Managing the effects of dehydration is the mainstay of treatment. If you can drink sufficient fluids, you can prevent serious dehydration. Oral rehydration solutions are essential, and their prompt use has saved many lives. (The World Health Organization rehydration formula is prepared by adding one packet to one liter of safe drinking water. Individuals should drink 6 to 8 ounces, or more, after every loose stool.) If the diarrhea is very profuse and exceeds what individuals can drink, or if they are vomiting and can't drink, hospitalization and intravenous therapy will be necessary.

If there is an appreciable delay in getting to a hospital, then tetracycline should be taken. The adult dose is 250 mg four times daily. It is not recommended for children aged eight years or under, nor for pregnant women, because tetracycline stains the developing teeth of fetuses and children. An alternative drug is Ampicillin. While antibiotics might kill the bacteria, it is the toxin produced by the bacteria which causes the massive fluid loss. Fluid replacement is by far the most important aspect of treatment. In the hospital, antibiotics such as Furoxone, tetracycline, Cipro, or Bactrim will shorten the duration of illness and are important adjuncts to hydration therapy.


Travelers to cholera infected areas should follow the standard food and water precautions of eating only thoroughly cooked food, peeling their own fruit, and drinking either boiled water, bottled carbonated water, or bottled carbonated soft drinks.

Following these simple rules, will help you avoid most food and water borne diseases:

*Drink only water that you have boiled or treated with chlorine or iodine.
Other safe beverages include tea and coffee made with boiled water and
carbonated, bottled beverages with no ice.

*Eat only foods that have been thoroughly cooked and are still hot, or fruit
that you have peeled yourself.

*Avoid undercooked or raw fish or shellfish, including ceviche.

*Make sure all vegetables are cooked.

*Avoid all salads.

*Avoid foods and beverages from street vendors.

*A simple rule of thumb -- Boil it, cook it, peel it, or forget it.

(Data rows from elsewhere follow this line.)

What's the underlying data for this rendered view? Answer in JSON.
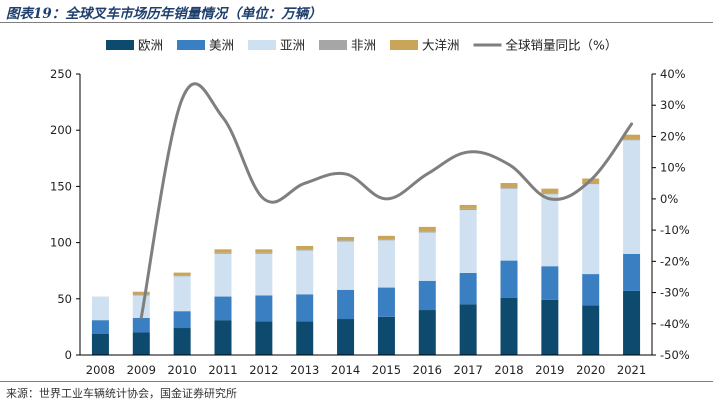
{
  "header": {
    "title": "图表19：全球叉车市场历年销量情况（单位：万辆）"
  },
  "footer": {
    "source": "来源：世界工业车辆统计协会，国金证券研究所"
  },
  "chart_data": {
    "type": "bar",
    "stacked": true,
    "title": "图表19：全球叉车市场历年销量情况（单位：万辆）",
    "categories": [
      "2008",
      "2009",
      "2010",
      "2011",
      "2012",
      "2013",
      "2014",
      "2015",
      "2016",
      "2017",
      "2018",
      "2019",
      "2020",
      "2021"
    ],
    "series": [
      {
        "name": "欧洲",
        "kind": "bar",
        "color": "#0d4a6e",
        "values": [
          19,
          20,
          24,
          31,
          30,
          30,
          32,
          34,
          40,
          45,
          51,
          49,
          44,
          57
        ]
      },
      {
        "name": "美洲",
        "kind": "bar",
        "color": "#3a7fc1",
        "values": [
          12,
          13,
          15,
          21,
          23,
          24,
          26,
          26,
          26,
          28,
          33,
          30,
          28,
          33
        ]
      },
      {
        "name": "亚洲",
        "kind": "bar",
        "color": "#cfe0f1",
        "values": [
          21,
          20,
          31,
          38,
          37,
          39,
          43,
          42,
          43,
          56,
          64,
          64,
          80,
          101
        ]
      },
      {
        "name": "非洲",
        "kind": "bar",
        "color": "#a6a6a6",
        "values": [
          0,
          0.8,
          0.8,
          1,
          1,
          1,
          1,
          1,
          1,
          1,
          1,
          1,
          1,
          1
        ]
      },
      {
        "name": "大洋洲",
        "kind": "bar",
        "color": "#c9a55a",
        "values": [
          0,
          2.5,
          2.5,
          3,
          3,
          3,
          3,
          3,
          4,
          3.5,
          4,
          4,
          4,
          4
        ]
      },
      {
        "name": "全球销量同比（%）",
        "kind": "line",
        "color": "#7f7f7f",
        "axis": "right",
        "values": [
          null,
          -38,
          32,
          26,
          0,
          5,
          8,
          0,
          8,
          15,
          11,
          0,
          6,
          24
        ]
      }
    ],
    "y_left": {
      "min": 0,
      "max": 250,
      "ticks": [
        0,
        50,
        100,
        150,
        200,
        250
      ]
    },
    "y_right": {
      "min": -50,
      "max": 40,
      "ticks": [
        -50,
        -40,
        -30,
        -20,
        -10,
        0,
        10,
        20,
        30,
        40
      ],
      "format": "percent"
    },
    "legend_position": "top",
    "grid": false
  }
}
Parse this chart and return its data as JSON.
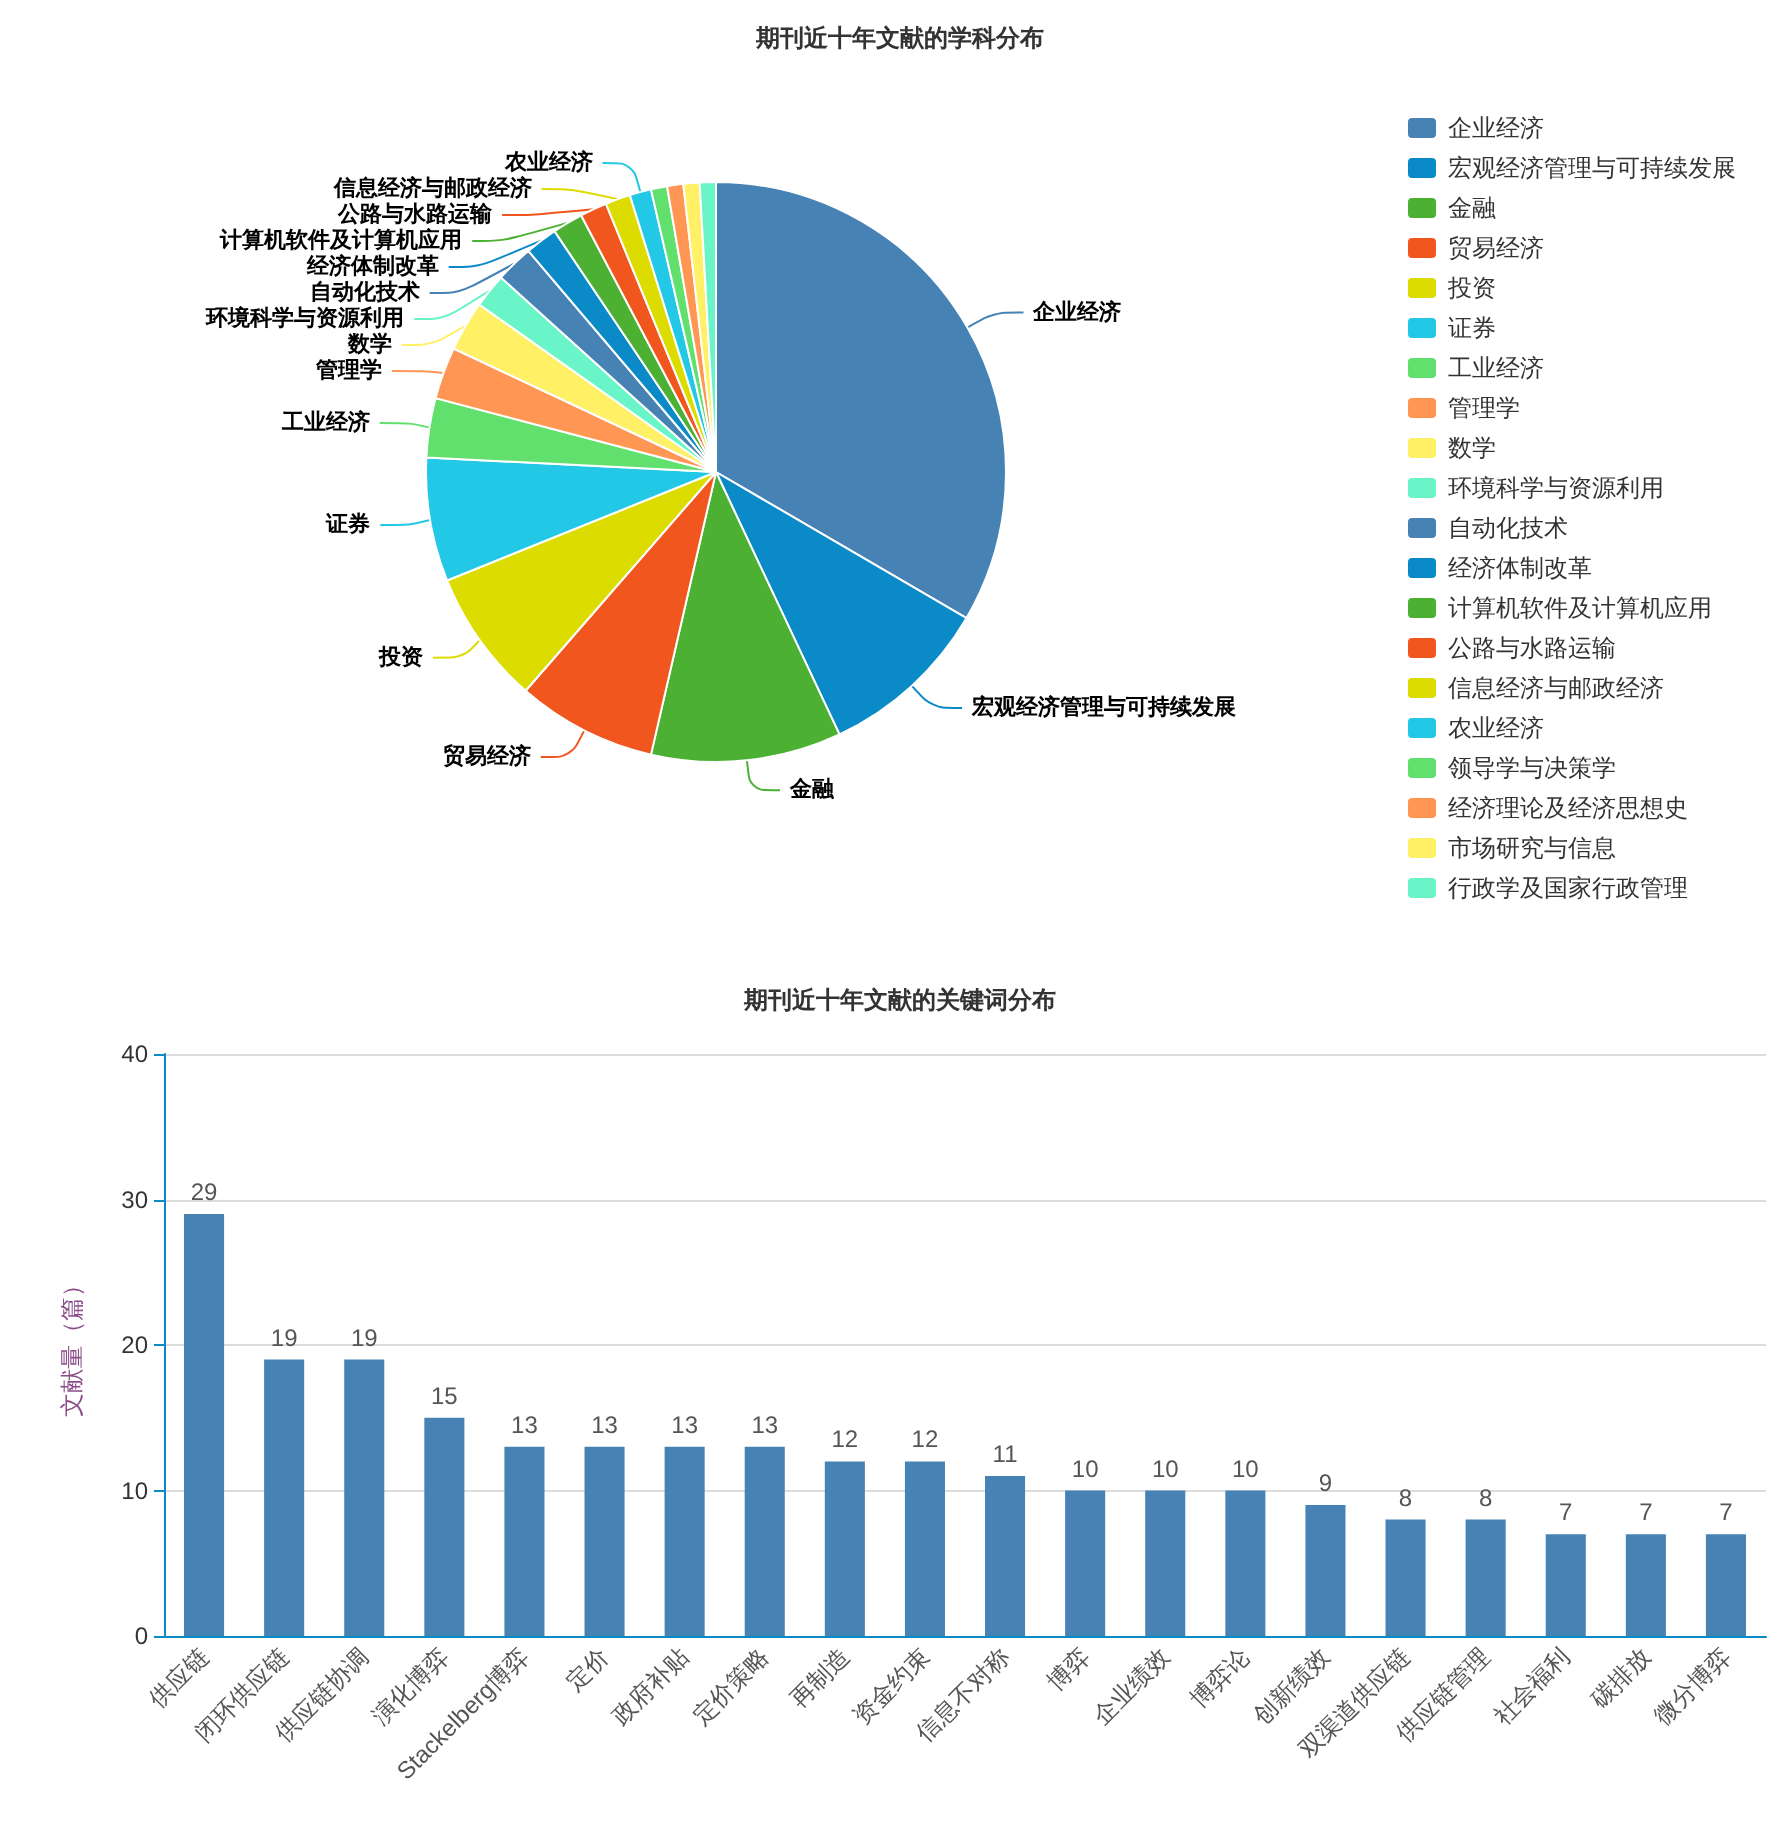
{
  "chart_data": [
    {
      "type": "pie",
      "title": "期刊近十年文献的学科分布",
      "legend": "right",
      "categories": [
        "企业经济",
        "宏观经济管理与可持续发展",
        "金融",
        "贸易经济",
        "投资",
        "证券",
        "工业经济",
        "管理学",
        "数学",
        "环境科学与资源利用",
        "自动化技术",
        "经济体制改革",
        "计算机软件及计算机应用",
        "公路与水路运输",
        "信息经济与邮政经济",
        "农业经济",
        "领导学与决策学",
        "经济理论及经济思想史",
        "市场研究与信息",
        "行政学及国家行政管理"
      ],
      "values": [
        33.4,
        9.6,
        10.6,
        7.8,
        7.5,
        6.9,
        3.3,
        2.9,
        2.8,
        1.9,
        2.1,
        1.8,
        1.7,
        1.5,
        1.4,
        1.2,
        0.9,
        0.9,
        0.9,
        0.9
      ],
      "colors": [
        "#4682b4",
        "#0b8ac8",
        "#4cb133",
        "#f0561d",
        "#dcdc00",
        "#22c8e5",
        "#62e06e",
        "#ff9654",
        "#fff066",
        "#6af5c8",
        "#4682b4",
        "#0b8ac8",
        "#4cb133",
        "#f0561d",
        "#dcdc00",
        "#22c8e5",
        "#62e06e",
        "#ff9654",
        "#fff066",
        "#6af5c8"
      ]
    },
    {
      "type": "bar",
      "title": "期刊近十年文献的关键词分布",
      "ylabel": "文献量（篇）",
      "categories": [
        "供应链",
        "闭环供应链",
        "供应链协调",
        "演化博弈",
        "Stackelberg博弈",
        "定价",
        "政府补贴",
        "定价策略",
        "再制造",
        "资金约束",
        "信息不对称",
        "博弈",
        "企业绩效",
        "博弈论",
        "创新绩效",
        "双渠道供应链",
        "供应链管理",
        "社会福利",
        "碳排放",
        "微分博弈"
      ],
      "values": [
        29,
        19,
        19,
        15,
        13,
        13,
        13,
        13,
        12,
        12,
        11,
        10,
        10,
        10,
        9,
        8,
        8,
        7,
        7,
        7
      ],
      "color": "#4682b4",
      "ylim": [
        0,
        40
      ],
      "yticks": [
        0,
        10,
        20,
        30,
        40
      ],
      "grid": "y",
      "data_labels": true
    }
  ]
}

The available vaccine is only 50% effective in reducing the illness, and is not recommended routinely for travelers. The primary series is normally two injections with booster doses given every 6 months for persons who remain at high risk. Cholera vaccine is not recommended for infants under 6 months old, or for pregnant women.

If you are exposed, the vast majority of cholera germs that you ingest will be destroyed in your stomach by gastric acid. The cholera vaccine offers little protection and is no longer officially recommended by the World Health Organization. The antibodies produced by the vaccine have little effect upon the germs in your intestine. Marginal benefit from vaccination may occur in those travelers with (1) low-protective gastric acid levels (e.g., people taking anti-ulcer drugs) and (2) those on long-term assignment in high-risk areas where there is poor sanitation and the possibility of exposure to heavily contaminated water. Otherwise, the only indication for the vaccine is to satisfy the entry requirements of certain countries.